Roman Prokopenko wirkt jetzt in Bebra

Der Autodidakt mit Fußballschule

24. November 2020, 08:51 Uhr

Kerem Kardas (von links), Nadi Agirman, Roman Prokopenko und Metin Ciray betreiben in Bebra die Soccer-Academy. Fotos: privat (3), Steffen Kollmann

Roman Prokopenko hat sich dem Fußball verschrieben. Voll und ganz. Neben seinem Job als Trainer des Nord-Kreisoberligisten SG Mecklar/Meckbach/Reilos betreibt er seit kurzem eine Soccer-Academy in Bebra.

Prokopenko galt in Jugendzeiten als das größte Talent im Hersfelder Fußball. Er trainierte an der Seite von Alexander Reith in der Hessenauswahl. Ihm standen viele Türen offen. Doch dem heute 30-Jährige misslang der Sprung in den Profifußball. Heute, so sagt er, wisse er an was das gelegen hat. „Kinder mit ganz viel Potenzial gibt es deutschlandweit hunderttausendfach. Doch nur die, die mehr als die anderen leisten, werden es nach oben schaffen. Ich hatte niemanden, der mir das ins Bewusstsein rief, mir dabei half“, erinnert sich Prokopenko. Heute sei der Fußball noch transparenter, noch hochgezüchteter als vor zehn, zwölf Jahren. Entsprechend sei eine frühe individuelle Entwicklung oftmals entscheidend.

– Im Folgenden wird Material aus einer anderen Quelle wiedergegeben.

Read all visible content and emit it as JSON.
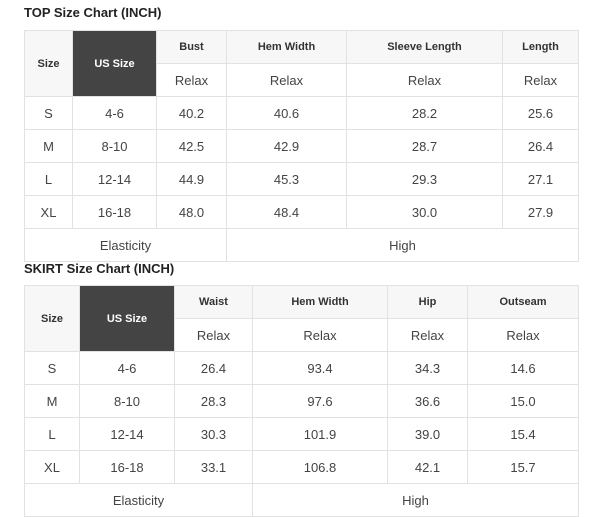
{
  "top": {
    "title": "TOP Size Chart (INCH)",
    "size_label": "Size",
    "us_label": "US Size",
    "columns": [
      "Bust",
      "Hem Width",
      "Sleeve Length",
      "Length"
    ],
    "sub": "Relax",
    "rows": [
      [
        "S",
        "4-6",
        "40.2",
        "40.6",
        "28.2",
        "25.6"
      ],
      [
        "M",
        "8-10",
        "42.5",
        "42.9",
        "28.7",
        "26.4"
      ],
      [
        "L",
        "12-14",
        "44.9",
        "45.3",
        "29.3",
        "27.1"
      ],
      [
        "XL",
        "16-18",
        "48.0",
        "48.4",
        "30.0",
        "27.9"
      ]
    ],
    "elasticity_label": "Elasticity",
    "elasticity_value": "High"
  },
  "skirt": {
    "title": "SKIRT Size Chart (INCH)",
    "size_label": "Size",
    "us_label": "US Size",
    "columns": [
      "Waist",
      "Hem Width",
      "Hip",
      "Outseam"
    ],
    "sub": "Relax",
    "rows": [
      [
        "S",
        "4-6",
        "26.4",
        "93.4",
        "34.3",
        "14.6"
      ],
      [
        "M",
        "8-10",
        "28.3",
        "97.6",
        "36.6",
        "15.0"
      ],
      [
        "L",
        "12-14",
        "30.3",
        "101.9",
        "39.0",
        "15.4"
      ],
      [
        "XL",
        "16-18",
        "33.1",
        "106.8",
        "42.1",
        "15.7"
      ]
    ],
    "elasticity_label": "Elasticity",
    "elasticity_value": "High"
  }
}
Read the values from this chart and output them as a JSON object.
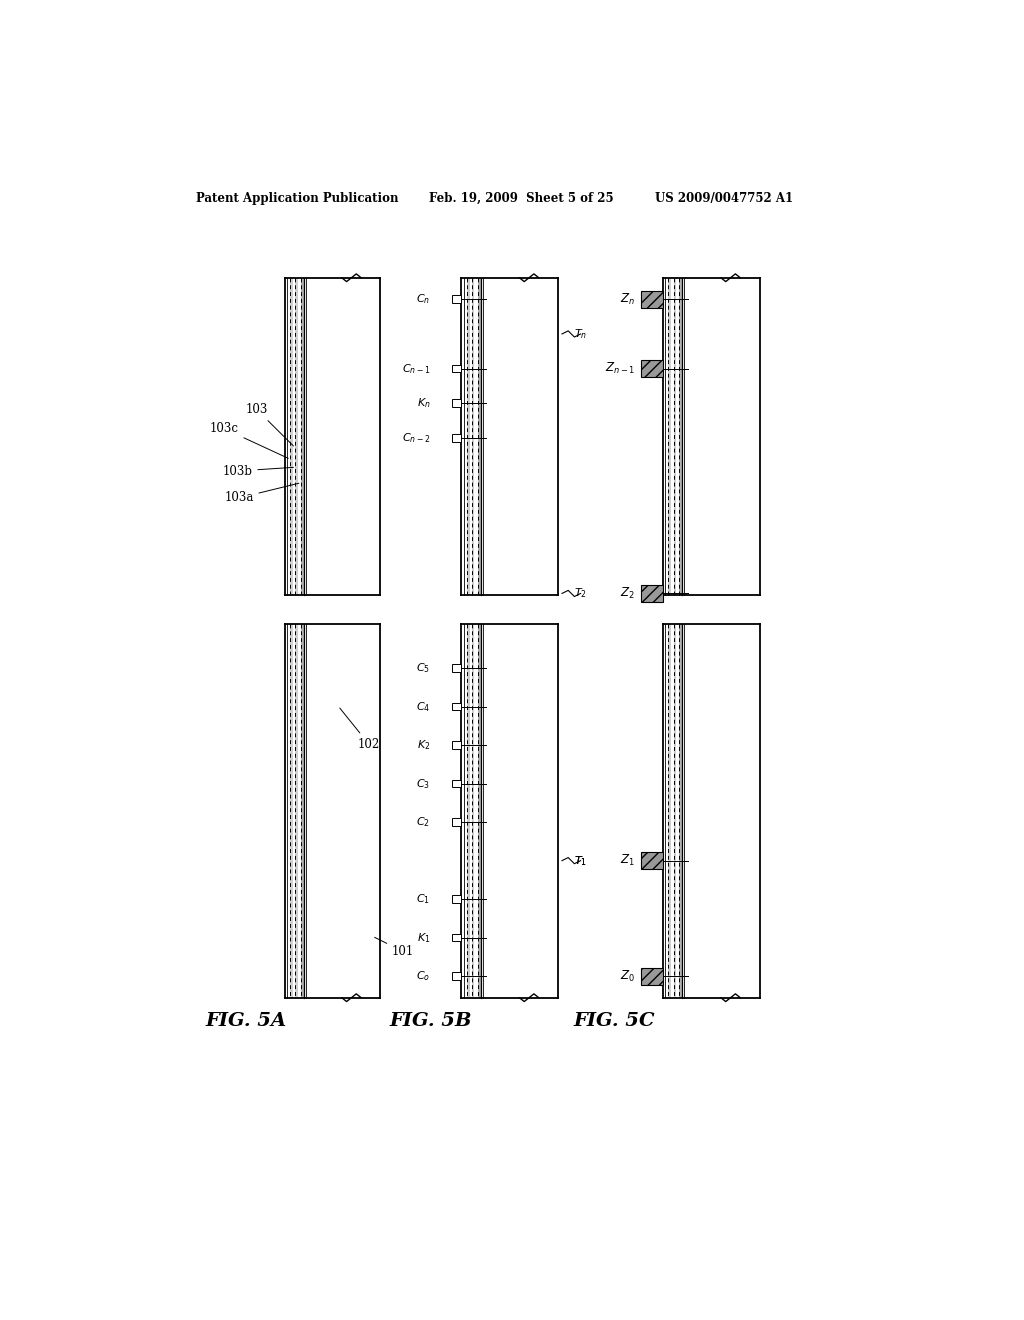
{
  "bg_color": "#ffffff",
  "header_left": "Patent Application Publication",
  "header_mid": "Feb. 19, 2009  Sheet 5 of 25",
  "header_right": "US 2009/0047752 A1",
  "fig5a_label": "FIG. 5A",
  "fig5b_label": "FIG. 5B",
  "fig5c_label": "FIG. 5C",
  "fig5a_labels": [
    "101",
    "102",
    "103",
    "103a",
    "103b",
    "103c"
  ],
  "fig5b_C_labels": [
    "C_o",
    "C_1",
    "K_1",
    "C_2",
    "C_3",
    "K_2",
    "C_4",
    "C_5",
    "C_{n-2}",
    "C_{n-1}",
    "K_n",
    "C_n"
  ],
  "fig5b_T_labels": [
    "T_1",
    "T_2",
    "T_n"
  ],
  "fig5c_Z_labels": [
    "Z_0",
    "Z_1",
    "Z_2",
    "Z_{n-1}",
    "Z_n"
  ]
}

Prokopenko will mit seinen Mitstreitern Kerem Kardas, Nadi Agirman, die die Academy im Sommer gegründet hatten, Metin Ciray und Witold Sabela genau daran anknüpfen. „In der Fuldaer Fußballregion und auch speziell bei uns im nördlichen Bereich gibt es viele Talente. Wir wollen aber nicht, dass sie verlorengehen, sondern genau das Gegenteil.“ Zwar werde in den Vereinen gute Jugendarbeit betrieben und die Arbeit an den DFB-Stützpunkten sei eine passende Ergänzung, doch um Spielern einen Vorteil gegenüber anderen zu verschaffen, sei eine noch größere Individualisierung das A und O. Stärken wie Schwächen stünden auf dem Lehrplan, einen individuellen Plan, der sogar das Thema Fitness umfasst, gebe es on top. Ist kein Corona, bieten die Trainer zusätzlich Einheiten in Kleingruppen an.

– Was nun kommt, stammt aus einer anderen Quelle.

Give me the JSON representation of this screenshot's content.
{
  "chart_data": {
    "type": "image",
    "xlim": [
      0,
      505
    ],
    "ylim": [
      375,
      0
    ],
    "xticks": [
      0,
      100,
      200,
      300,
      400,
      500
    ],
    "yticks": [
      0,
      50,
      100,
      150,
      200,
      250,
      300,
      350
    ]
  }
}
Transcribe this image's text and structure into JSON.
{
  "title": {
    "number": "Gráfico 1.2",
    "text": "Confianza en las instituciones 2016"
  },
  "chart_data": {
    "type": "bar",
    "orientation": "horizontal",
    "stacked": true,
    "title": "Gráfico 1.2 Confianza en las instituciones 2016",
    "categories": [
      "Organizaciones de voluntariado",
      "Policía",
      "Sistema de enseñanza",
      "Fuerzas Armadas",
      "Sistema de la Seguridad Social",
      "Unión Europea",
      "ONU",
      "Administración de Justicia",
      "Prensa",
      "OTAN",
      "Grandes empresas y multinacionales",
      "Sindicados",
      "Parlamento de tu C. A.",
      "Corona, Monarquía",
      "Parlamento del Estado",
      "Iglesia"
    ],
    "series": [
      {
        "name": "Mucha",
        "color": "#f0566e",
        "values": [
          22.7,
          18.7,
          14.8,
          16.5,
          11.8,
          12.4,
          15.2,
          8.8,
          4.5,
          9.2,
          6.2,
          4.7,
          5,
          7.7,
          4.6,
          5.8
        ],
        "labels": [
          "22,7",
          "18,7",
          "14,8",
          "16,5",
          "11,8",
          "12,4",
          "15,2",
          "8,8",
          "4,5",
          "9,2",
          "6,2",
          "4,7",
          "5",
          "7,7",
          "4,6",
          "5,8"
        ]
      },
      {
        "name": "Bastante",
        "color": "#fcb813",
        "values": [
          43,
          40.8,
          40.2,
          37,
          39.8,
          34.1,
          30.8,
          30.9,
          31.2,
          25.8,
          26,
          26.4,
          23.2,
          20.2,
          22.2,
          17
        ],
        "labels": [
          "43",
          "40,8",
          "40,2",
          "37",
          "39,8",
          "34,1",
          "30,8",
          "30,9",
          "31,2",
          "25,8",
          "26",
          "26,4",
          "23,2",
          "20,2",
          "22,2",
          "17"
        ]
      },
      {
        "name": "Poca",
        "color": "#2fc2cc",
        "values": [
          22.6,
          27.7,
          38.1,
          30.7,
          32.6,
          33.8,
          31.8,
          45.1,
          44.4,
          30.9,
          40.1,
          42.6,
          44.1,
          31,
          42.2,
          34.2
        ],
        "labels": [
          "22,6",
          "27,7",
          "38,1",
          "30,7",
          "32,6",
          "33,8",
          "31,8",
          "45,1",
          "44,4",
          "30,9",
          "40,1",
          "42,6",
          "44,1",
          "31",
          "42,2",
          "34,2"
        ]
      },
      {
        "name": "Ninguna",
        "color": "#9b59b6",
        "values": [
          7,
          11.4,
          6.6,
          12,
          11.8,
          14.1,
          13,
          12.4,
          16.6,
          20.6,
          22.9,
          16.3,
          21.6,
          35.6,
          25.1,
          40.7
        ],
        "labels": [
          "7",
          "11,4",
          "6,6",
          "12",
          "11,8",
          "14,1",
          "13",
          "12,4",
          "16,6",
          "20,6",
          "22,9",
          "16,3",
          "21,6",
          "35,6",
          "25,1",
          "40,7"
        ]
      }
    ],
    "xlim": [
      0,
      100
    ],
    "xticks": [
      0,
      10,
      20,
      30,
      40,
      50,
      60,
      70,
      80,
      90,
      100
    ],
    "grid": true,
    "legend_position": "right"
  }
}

Prokopenko ist zwar noch nicht im Besitz einer Trainerlizenz, doch gerade in den vergangenen Jahren habe er sich beinahe in jeder freien Minute mit dem Thema Fußball in all seinen Facetten auseinandergesetzt. Viel gelesen, viel Videostudium betrieben. Prokopenko ist ein typisicher Autodidakt. Seinen Horizont musste und wollte er mit der Übernahme der „Hessen“ vor viereinhalb Jahren erweitern.

Bruder Alexander als Musterbeispiel

Prokopenko war erst 26 und schon Seniorentrainer bei Hersfelds Traditionsclub. Im Laufe der Zeit reizten ihn auch individuelle Trainingsaspekte. Nicht zuletzt, weil Bruder Alexander (18) den Traum vom Profifußball verwirklichen möchte – und die Hilfe des großen Bruders in Anspruch nimmt.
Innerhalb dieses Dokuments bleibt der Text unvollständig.